Imagine what would happen if you decided to put all of the centers at
different distances from each other on the same line of longitude. Each
region would be long and narrow, but convex.
That's why I suggested using a measure of over-all compactness
(specifically the within district average distance between voters) to
choose among the various Dirichlet proposals (indeed, to choose among all
of the proposals, Dirichlet or not).
> Finally, I do have one reservation about the Dirichlet method: In order
> to achieve (roughly) equal population, one must do a considerable amount
> of trial and error, adjusting district centers until the population
> variance is below some pre-determined criterion. Does anybody have
> thoughts about how to handle this problem tractably?
>
One of the reasons I withdrew the Dirichlet requirement is that I found an
example that shows it isn't always possible to satisfy the equal
population requirement with Dirichlet regions.
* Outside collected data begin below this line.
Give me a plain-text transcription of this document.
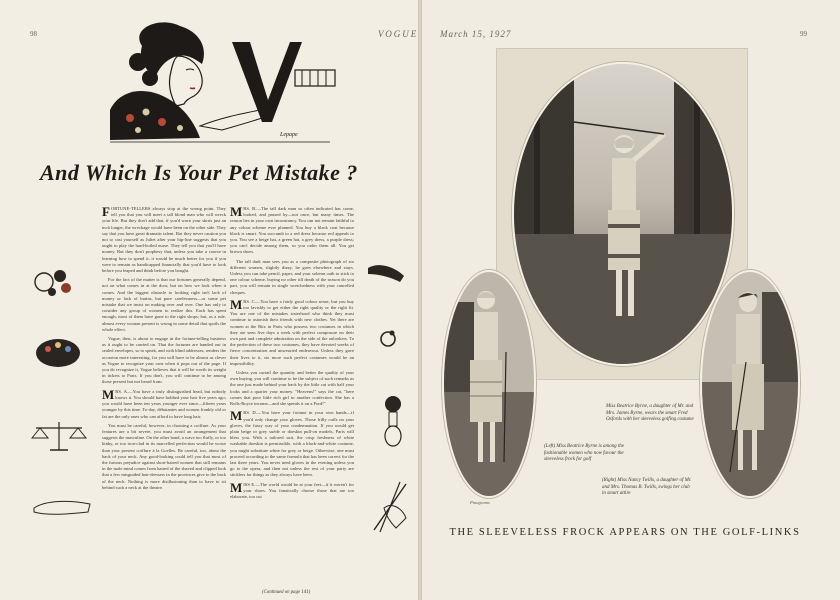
98
Lepape
And Which Is Your Pet Mistake ?

FORTUNE-TELLERS always stop at the wrong point. They tell you that you will meet a tall blond man who will wreck your life. But they don't add that, if you'd worn your skirts just an inch longer, the wreckage would have been on the other side. They say that you have great dramatic talent. But they never caution you not to cast yourself as Juliet after your hip-line suggests that you ought to play the hard-boiled nurse. They tell you that you'll have money. But they don't prophesy that, unless you take a course in learning how to spend it, it would be much better for you if you were to remain as handicapped financially that you'd have to look before you leaped and think before you bought.

For the fact of the matter is that our fortunes generally depend, not on what comes in at the door, but on how we look when it comes. And the biggest obstacle to looking right isn't lack of money or lack of brains, but pure carelessness—or some pet mistake that we insist on making over and over. One has only to consider any group of women to realize this. Each has spent enough; most of them have gone to the right shops; but, as a rule, almost every woman present is wrong in some detail that spoils the whole effect.

Vogue, then, is about to engage in the fortune-telling business as it ought to be carried on. That the fortunes are handed out in sealed envelopes, so to speak, and with blind addresses, renders the occasion more interesting, for you will have to be almost as clever as Vogue to recognize your own when it pops out of the page. If you do recognize it, Vogue believes that it will be worth its weight in tickets to Paris. If you don't, you will continue to be among those present but not heard from.

MRS. A.—You have a truly distinguished head, but nobody knows it. You should have bobbed your hair five years ago; you would have been ten years younger ever since—fifteen years younger by this time. To-day, débutantes and women frankly old or fat are the only ones who can afford to have long hair.

You must be careful, however, in choosing a coiffure. As your features are a bit severe, you must avoid an arrangement that suggests the masculine. On the other hand, a wave too fluffy, or too kinky, or too iron-clad in its marcelled perfection would be worse than your present coiffure à la Goelles. Be careful, too, about the back of your neck. Any good-looking could tell you that most of the furious prejudice against short-haired women that still remains in the male mind comes from hatred of the shaved and clipped look that a few misguided hair-dressers in the provinces give to the back of the neck. Nothing is more disillusioning than to have to sit behind such a neck at the theatre.

MRS. B.—The tall dark man so often indicated has come, looked, and passed by—not once, but many times. The reason lies in your own inconstancy. You can not remain faithful to any colour scheme ever planned. You buy a black coat because black is smart. You succumb to a red dress because red appeals to you. You see a beige hat, a green hat, a grey dress, a purple dress; you can't decide among them, so you order them all. You get brown shoes.

The tall dark man sees you as a composite photograph of six different women, slightly dizzy, he goes elsewhere and stays. Unless you can take pencil, paper, and your solemn oath to stick to one colour scheme, buying no other till death of the season do you part, you will remain in single wretchedness with your cancelled cheques.

MRS. C.—You have a fairly good colour sense, but you buy too lavishly to get either the right quality or the right fit. You are one of the mistakes sisterhood who think they must continue to astonish their friends with new clothes. Yet there are women at the Ritz in Paris who possess two costumes in which they are seen five days a week with perfect composure on their own part and complete admiration on the side of the onlookers. To the perfection of these two costumes, they have devoted weeks of fierce concentration and unwearied endeavour. Unless they gave their lives to it, six more such perfect costumes would be an impossibility.

Unless you curtail the quantity and better the quality of your own buying, you will continue to be the subject of such remarks as the one just made behind your back by the little cat with half your looks and a quarter your money. "Heavens!" says the cat, "here comes that poor little rich girl in another confection. She has a Rolls-Royce income—and she spends it on a Ford!"

MRS. D.—You have your fortune in your own hands—if you'd only change your gloves. Those frilly cuffs on your gloves, the fussy way of your condemnation. If you would get plain beige or grey suède or doeskin pull-on models, Paris will bless you. With a tailored suit, the crisp freshness of white washable doeskin is permissible, with a black-and-white costume, you might substitute white for grey or beige. Otherwise, one must proceed according to the same formula that has been correct for the last three years. You never need gloves in the evening unless you go to the opera, and then not unless the rest of your party are sticklers for things as they always have been.

MISS E.—The world would be at your feet—if it weren't for your shoes. You fanatically choose those that are too elaborate, too cut

(Continued on page 141)
VOGUE March 15, 1927	99
Miss Beatrice Byrne, a daughter of Mr. and Mrs. James Byrne, wears the smart Fred Oxfords with her sleeveless golfing costume
(Left) Miss Beatrice Byrne is among the fashionable women who now favour the sleeveless frock for golf
(Right) Miss Nancy Twills, a daughter of Mr. and Mrs. Thomas B. Twills, swings her club in smart attire
Pinugrams
THE SLEEVELESS FROCK APPEARS ON THE GOLF-LINKS
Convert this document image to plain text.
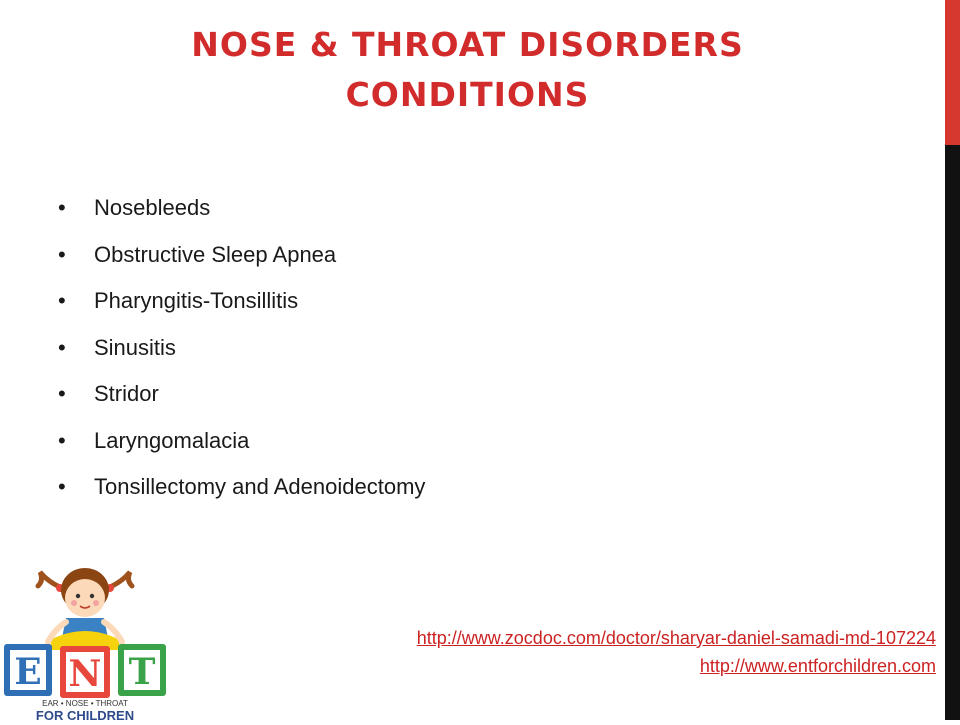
NOSE & THROAT DISORDERS
CONDITIONS
•	Nosebleeds
•	Obstructive Sleep Apnea
•	Pharyngitis-Tonsillitis
•	Sinusitis
•	Stridor
•	Laryngomalacia
•	Tonsillectomy and Adenoidectomy
E N T
EAR • NOSE • THROAT
FOR CHILDREN
http://www.zocdoc.com/doctor/sharyar-daniel-samadi-md-107224
http://www.entforchildren.com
Imagine an island in which all of the houses are located along a 120 km
stretch of straight road, which runs the entire length of the island.
Suppose there are 100 voters evenly distributed along the first ten km and
the same along the last ten km and the same evely distributed along the
middle 100 km. Suppose that there are to be three districts with 100
voters each.
Then the boundaries have to be at the ten km and 110 km markers.
This cannot be done with Dirichlet regions (unless the two extreme
district "centers" are several km out to sea).
Building on this example, you can see that it is completely impossible to
find (five) Dirichlet regions (intervals) on a straight line whose
boundaries are at 0, 10, 110, and 120.
If it cannot be done at all, then it cannot be done tractably:-)
One can rescue the situation by allowing two adjacent regions to coalesce
(i.e. by having two centers for the big center region in our example) or
by having different speed limits in different regions, and using min
travel time as the metric (i.e., make the speed limit ten times as fast in
the center region in our example).
But since we abandoned the Dirichlet requirement, these are merely
suggestions for the partition designer ... grist for the DNA computer
searching for a competitive proposal.